Once clusters have been defined, internal validity (including cluster stability) and external clustering validity have to be tested [11]. Internal validity is assessed by verifying whether the structure of the clustering is intrinsically appropriate for the data: that is, if data points are, simultaneously, similar within the same cluster, and as distinct as possible from those in other clusters.
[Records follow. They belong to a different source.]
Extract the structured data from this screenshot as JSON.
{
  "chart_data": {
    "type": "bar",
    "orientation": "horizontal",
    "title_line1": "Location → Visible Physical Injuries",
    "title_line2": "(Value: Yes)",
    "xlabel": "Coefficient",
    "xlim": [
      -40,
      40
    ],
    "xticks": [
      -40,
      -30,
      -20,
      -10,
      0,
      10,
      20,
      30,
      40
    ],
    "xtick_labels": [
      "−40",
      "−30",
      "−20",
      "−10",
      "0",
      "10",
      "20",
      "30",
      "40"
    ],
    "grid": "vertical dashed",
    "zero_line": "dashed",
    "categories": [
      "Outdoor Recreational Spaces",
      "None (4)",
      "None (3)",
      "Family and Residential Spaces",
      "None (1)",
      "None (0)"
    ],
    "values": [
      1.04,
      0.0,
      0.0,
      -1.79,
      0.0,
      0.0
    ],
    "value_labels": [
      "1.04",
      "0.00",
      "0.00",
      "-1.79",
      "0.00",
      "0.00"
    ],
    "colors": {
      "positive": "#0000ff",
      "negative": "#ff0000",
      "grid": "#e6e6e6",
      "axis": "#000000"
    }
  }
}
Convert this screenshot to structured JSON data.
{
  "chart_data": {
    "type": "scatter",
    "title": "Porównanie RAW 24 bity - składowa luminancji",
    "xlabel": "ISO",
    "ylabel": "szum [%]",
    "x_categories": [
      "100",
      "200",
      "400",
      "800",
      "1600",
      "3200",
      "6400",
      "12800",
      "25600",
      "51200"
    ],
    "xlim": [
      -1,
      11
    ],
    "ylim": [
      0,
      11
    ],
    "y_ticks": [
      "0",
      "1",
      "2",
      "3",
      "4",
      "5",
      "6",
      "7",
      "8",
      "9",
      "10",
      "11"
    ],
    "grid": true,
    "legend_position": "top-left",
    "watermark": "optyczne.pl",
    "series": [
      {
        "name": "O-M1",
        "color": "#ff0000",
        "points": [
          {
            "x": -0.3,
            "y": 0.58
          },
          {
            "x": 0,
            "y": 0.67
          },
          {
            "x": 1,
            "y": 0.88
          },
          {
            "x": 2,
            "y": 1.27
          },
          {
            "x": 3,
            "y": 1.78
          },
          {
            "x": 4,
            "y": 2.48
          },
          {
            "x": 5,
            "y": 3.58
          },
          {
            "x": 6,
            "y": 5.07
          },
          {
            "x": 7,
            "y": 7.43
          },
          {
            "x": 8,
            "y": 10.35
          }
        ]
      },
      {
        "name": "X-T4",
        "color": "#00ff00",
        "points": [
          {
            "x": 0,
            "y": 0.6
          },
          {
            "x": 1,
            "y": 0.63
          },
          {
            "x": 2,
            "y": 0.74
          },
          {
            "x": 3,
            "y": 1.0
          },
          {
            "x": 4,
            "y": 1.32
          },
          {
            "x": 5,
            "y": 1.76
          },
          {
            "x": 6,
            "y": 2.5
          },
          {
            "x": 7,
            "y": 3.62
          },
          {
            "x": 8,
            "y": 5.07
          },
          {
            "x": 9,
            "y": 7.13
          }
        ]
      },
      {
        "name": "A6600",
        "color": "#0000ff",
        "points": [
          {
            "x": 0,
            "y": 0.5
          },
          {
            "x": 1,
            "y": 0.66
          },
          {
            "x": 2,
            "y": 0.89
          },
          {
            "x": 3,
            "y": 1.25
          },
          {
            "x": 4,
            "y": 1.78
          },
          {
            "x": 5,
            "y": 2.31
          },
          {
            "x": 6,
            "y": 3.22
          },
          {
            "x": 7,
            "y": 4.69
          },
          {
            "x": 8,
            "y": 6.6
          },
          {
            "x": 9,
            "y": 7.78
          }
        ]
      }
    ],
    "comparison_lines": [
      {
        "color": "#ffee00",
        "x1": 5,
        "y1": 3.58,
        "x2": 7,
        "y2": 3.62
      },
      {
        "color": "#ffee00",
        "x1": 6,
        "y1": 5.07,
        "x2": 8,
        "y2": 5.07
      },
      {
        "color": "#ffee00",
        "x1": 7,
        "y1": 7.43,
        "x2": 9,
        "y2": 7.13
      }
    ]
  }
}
This will define what the ideal number of clusters for the data is, and can be done through indices such as Silhouette and Dunn or by determining cluster stability [8, 12]. This measure represents the cluster variation over different sub-samples of the same input data, and is determined by comparing changes in clusters composition using first the full dataset and then only a fraction thereof, or by training a supervised classifier on different data sub-samples [1, 13]. External validity assesses whether clustering results match the a priori expected data structure by comparing the clustering output to a given “correct” clustering when “true” class labels are available (Fig. 1) [14]. This is crucial because clustering algorithms will inevitably partition data into clusters irrespective of whether any clusters are indeed present [8]. Lastly, as for all ML-based exploratory studies, external validation should be done to determine the generalizability of the findings. This can be done by using the most relevant variables of a clustering analysis to train a classifier on a new dataset, and then assessing whether individuals are classified into the same groups as during clustering [4].

In conclusion, increasingly flexible and sophisticated clustering techniques are available, which can allow for analyses of higher-dimensional datasets that help better characterize patients, disease mechanisms, and heterogeneous treatment response patterns (Fig. 1). However, before these findings can truly inform the design of multicentre, international prospective studies and trials, efforts to increase the interpretability of the findings are essential. For instance, the Interpretable Clustering via Optimal Trees algorithm developed by Bertsimas et al. provides a clear, tree-based representation of the most important variables and the respective thresholds which led to cluster formation [15].